- Born: 1 February 1954 (age 72) Uganda
- Education: University of Dar es Salaam (LL.B.); Law Development Centre (Diploma in Legal Practice);
- Occupations: Lawyer, farmer & politician
- Years active: 1986–present
- Title: State Minister for Transport, Cabinet of Uganda

= Joy Kabatsi =

Ugandan lawyer, farmer and politician (born 1954)

Joy Kabatsi, also Joy Kabatsi Kafura (born 1 February 1954), is a Ugandan lawyer, farmer and politician. As of January 2020, she was the State Minister of Transport in the Cabinet of Uganda, effective December 2019. She belongs to National Resistance Movement political party.

Before that, from 6 June 2016 until 14 December 2019, she served as the State Minister for Animal Industry in the Ugandan Cabinet.

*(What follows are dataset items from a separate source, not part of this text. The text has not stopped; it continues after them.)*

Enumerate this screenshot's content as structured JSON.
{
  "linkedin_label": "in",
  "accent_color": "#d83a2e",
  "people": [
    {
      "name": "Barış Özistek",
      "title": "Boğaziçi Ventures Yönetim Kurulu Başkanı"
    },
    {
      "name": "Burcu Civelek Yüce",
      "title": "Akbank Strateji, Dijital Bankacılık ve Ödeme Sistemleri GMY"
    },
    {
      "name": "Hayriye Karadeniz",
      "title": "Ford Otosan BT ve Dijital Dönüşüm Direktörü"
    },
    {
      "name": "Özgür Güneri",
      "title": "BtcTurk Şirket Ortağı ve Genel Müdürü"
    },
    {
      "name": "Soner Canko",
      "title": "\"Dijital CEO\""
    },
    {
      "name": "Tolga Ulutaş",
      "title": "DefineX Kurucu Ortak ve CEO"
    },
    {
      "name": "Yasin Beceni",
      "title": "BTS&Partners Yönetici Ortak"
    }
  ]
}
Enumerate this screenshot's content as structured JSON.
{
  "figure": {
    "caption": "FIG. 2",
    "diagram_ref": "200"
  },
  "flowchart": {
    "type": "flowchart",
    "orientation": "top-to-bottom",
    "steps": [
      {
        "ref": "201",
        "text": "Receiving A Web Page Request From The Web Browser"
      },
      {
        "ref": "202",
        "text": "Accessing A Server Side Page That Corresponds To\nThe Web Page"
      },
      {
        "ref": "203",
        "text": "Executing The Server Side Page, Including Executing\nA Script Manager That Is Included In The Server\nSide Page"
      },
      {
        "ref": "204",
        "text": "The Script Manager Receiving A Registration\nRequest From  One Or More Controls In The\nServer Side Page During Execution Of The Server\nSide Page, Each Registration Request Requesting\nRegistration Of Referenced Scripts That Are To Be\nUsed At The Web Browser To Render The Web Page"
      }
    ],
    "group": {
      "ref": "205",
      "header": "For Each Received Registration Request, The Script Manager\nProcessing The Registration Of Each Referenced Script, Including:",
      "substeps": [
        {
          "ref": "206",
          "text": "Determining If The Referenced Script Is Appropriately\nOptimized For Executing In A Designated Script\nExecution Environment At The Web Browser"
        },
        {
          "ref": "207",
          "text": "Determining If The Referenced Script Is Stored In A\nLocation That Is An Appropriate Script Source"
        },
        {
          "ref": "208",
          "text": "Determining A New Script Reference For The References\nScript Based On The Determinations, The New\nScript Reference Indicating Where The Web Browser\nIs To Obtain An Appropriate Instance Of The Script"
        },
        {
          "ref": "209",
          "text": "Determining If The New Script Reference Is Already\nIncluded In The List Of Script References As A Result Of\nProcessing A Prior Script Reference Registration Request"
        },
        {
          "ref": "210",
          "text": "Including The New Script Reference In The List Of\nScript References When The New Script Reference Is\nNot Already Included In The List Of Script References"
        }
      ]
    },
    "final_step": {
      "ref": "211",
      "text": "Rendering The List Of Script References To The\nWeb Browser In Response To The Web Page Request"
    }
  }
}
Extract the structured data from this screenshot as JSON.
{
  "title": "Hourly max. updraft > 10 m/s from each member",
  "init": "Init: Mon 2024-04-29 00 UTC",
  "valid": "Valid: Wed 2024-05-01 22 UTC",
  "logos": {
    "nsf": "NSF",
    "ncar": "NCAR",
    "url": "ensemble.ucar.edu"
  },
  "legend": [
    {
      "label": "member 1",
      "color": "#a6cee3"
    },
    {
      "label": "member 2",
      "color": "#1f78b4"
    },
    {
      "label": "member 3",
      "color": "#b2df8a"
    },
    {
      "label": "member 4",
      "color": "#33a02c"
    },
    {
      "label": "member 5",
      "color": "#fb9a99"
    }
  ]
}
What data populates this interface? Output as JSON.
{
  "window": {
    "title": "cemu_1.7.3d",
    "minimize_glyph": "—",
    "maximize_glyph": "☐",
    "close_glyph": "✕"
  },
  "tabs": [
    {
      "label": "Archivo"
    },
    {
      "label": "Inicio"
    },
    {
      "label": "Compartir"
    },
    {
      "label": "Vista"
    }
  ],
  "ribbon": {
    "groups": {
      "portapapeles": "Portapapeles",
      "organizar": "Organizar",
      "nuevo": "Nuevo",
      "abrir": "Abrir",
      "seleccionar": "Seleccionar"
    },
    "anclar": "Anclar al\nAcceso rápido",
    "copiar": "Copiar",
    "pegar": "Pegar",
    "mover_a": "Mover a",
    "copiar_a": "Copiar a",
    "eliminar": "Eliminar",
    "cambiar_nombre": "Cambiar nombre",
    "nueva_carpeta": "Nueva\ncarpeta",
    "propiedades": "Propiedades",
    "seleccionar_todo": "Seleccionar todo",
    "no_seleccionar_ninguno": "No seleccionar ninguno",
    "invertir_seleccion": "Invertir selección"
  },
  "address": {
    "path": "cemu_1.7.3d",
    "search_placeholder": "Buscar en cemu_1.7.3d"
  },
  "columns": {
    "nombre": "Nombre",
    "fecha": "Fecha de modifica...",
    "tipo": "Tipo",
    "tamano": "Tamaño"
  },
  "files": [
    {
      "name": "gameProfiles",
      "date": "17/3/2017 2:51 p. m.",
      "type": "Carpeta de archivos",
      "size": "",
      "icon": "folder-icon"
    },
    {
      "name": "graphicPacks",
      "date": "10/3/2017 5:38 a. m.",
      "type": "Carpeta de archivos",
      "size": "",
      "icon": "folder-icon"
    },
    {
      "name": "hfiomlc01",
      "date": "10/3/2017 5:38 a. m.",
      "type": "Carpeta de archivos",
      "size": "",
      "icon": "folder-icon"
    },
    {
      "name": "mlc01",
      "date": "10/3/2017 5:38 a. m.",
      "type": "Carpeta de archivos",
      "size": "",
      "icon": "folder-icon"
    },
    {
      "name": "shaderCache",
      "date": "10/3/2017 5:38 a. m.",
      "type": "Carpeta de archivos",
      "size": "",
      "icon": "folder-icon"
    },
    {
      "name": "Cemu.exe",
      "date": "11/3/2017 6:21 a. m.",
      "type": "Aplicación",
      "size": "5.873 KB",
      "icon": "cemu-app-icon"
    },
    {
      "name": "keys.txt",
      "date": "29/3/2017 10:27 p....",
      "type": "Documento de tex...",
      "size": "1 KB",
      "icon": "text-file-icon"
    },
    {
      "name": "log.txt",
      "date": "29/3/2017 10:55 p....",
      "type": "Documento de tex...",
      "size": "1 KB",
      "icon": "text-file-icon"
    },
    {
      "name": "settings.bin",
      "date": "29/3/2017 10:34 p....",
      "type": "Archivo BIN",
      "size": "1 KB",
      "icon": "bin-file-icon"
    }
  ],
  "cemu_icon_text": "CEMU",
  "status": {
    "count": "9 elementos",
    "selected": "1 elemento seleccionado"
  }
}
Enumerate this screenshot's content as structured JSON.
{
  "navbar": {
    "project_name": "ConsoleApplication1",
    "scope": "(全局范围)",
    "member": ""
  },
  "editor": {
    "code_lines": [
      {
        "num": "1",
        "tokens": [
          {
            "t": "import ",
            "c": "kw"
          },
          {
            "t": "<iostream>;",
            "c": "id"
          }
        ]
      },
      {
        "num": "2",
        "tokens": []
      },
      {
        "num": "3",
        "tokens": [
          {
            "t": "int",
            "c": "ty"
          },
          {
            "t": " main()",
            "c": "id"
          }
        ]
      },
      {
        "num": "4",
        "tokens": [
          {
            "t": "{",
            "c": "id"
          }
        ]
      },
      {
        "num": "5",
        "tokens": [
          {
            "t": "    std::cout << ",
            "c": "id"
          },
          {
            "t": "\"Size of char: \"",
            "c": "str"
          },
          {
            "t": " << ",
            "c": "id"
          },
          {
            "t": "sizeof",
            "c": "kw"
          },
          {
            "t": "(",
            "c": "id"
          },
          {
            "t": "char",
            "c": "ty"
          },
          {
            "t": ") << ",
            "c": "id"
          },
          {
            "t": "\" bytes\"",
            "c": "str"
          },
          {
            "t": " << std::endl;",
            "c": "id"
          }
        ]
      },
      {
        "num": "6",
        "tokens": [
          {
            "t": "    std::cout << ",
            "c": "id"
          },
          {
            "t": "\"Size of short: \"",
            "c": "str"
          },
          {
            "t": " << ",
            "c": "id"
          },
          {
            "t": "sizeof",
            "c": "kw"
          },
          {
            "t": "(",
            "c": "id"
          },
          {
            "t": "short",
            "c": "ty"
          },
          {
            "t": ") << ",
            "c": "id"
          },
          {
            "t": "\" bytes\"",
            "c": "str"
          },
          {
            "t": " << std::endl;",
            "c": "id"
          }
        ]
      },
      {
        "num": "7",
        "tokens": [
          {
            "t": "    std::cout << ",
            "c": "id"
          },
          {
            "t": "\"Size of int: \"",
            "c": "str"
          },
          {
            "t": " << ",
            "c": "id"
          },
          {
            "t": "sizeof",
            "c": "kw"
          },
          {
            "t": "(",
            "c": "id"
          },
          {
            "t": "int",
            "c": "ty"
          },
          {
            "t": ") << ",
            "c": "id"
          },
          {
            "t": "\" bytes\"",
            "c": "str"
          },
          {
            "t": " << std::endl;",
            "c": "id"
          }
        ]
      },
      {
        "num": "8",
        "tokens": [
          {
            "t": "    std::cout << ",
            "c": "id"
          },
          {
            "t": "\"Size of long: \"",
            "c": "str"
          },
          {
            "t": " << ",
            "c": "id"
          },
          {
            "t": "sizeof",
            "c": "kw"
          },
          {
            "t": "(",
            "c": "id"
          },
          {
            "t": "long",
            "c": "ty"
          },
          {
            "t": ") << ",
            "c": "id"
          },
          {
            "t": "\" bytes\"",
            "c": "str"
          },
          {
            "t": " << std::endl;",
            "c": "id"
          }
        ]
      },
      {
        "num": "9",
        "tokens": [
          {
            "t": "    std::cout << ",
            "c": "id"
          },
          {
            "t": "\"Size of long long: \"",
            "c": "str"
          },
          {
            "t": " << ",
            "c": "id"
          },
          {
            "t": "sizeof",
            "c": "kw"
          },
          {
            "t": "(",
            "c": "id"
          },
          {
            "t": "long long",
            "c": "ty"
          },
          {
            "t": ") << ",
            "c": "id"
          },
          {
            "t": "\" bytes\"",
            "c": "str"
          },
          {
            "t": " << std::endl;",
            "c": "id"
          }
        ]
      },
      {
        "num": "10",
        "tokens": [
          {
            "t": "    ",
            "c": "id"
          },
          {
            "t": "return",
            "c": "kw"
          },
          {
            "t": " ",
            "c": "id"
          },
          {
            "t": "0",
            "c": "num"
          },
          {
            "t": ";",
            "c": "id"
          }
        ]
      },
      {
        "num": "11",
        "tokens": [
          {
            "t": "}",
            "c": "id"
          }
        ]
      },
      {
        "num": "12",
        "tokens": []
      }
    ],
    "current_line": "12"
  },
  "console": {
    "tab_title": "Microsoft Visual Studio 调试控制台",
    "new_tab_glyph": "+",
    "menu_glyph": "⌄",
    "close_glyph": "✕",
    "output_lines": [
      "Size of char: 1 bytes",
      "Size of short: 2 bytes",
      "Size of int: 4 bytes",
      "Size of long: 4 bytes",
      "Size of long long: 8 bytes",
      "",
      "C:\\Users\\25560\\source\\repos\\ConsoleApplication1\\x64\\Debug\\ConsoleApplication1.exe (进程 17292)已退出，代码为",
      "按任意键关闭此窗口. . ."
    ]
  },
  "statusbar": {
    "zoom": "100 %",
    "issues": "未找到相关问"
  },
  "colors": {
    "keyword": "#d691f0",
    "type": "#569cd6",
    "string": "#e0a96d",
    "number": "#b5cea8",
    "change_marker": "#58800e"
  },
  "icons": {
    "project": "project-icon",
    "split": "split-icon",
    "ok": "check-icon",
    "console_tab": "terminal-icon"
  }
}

She replaced Bright Rwamirama, who was dropped from Cabinet. On account of her ministerial position, she is an ex-officio member of the 10th Parliament (2016 to 2021).

==Background and education==
She was born in Sembabule District, in Buganda, Uganda, on 1 February 1954. She attended Bweranyangi Girls' Senior Secondary School for her O-Level education. She transferred to Namasagali College for her A-Level studies, graduating in 1973. She studied at the University of Dar es Salaam, graduating in with a Bachelor of Laws in 1981. Later, she obtained a Diploma in Legal Practice from the Law Development Centre.

==Career==
She began her career in 1982, as a Staff Training Officer at the National Institute of Public Administration, in Lusaka, Zambia, serving in that capacity until 1987. From 1987 until 1988, she worked as the Administrator at World University Service International, also in Lusaka, Zambia. She returned to her native Uganda in 1988 and worked at the Ministry of Finance, Planning and Economic Development (Uganda), on secondment from the World Bank.

In 1997 she transferred to the Uganda Revenue Authority (URA), and worked there until 2001, as their Principal Revenue Officer (Legal). From 2002 until 2004, she served as the Executive Assistant to the Commissioner General at URA. From there, she moved to the Office of the President, serving as the Head of the Legal Department, from 2009 until 2012. Immediately prior to her appointment, Kabatsi was a commercial dairy farmer. She has been the Managing Director of Entuutsi Rural Enterprise Limited, since 2005.

She has unsuccessfully contested for the Sembabule District Women's Representative in the Parliament of Uganda, in three consecutive election cycles. On 6 June 2016, she was appointed State Minister for Animal Industry.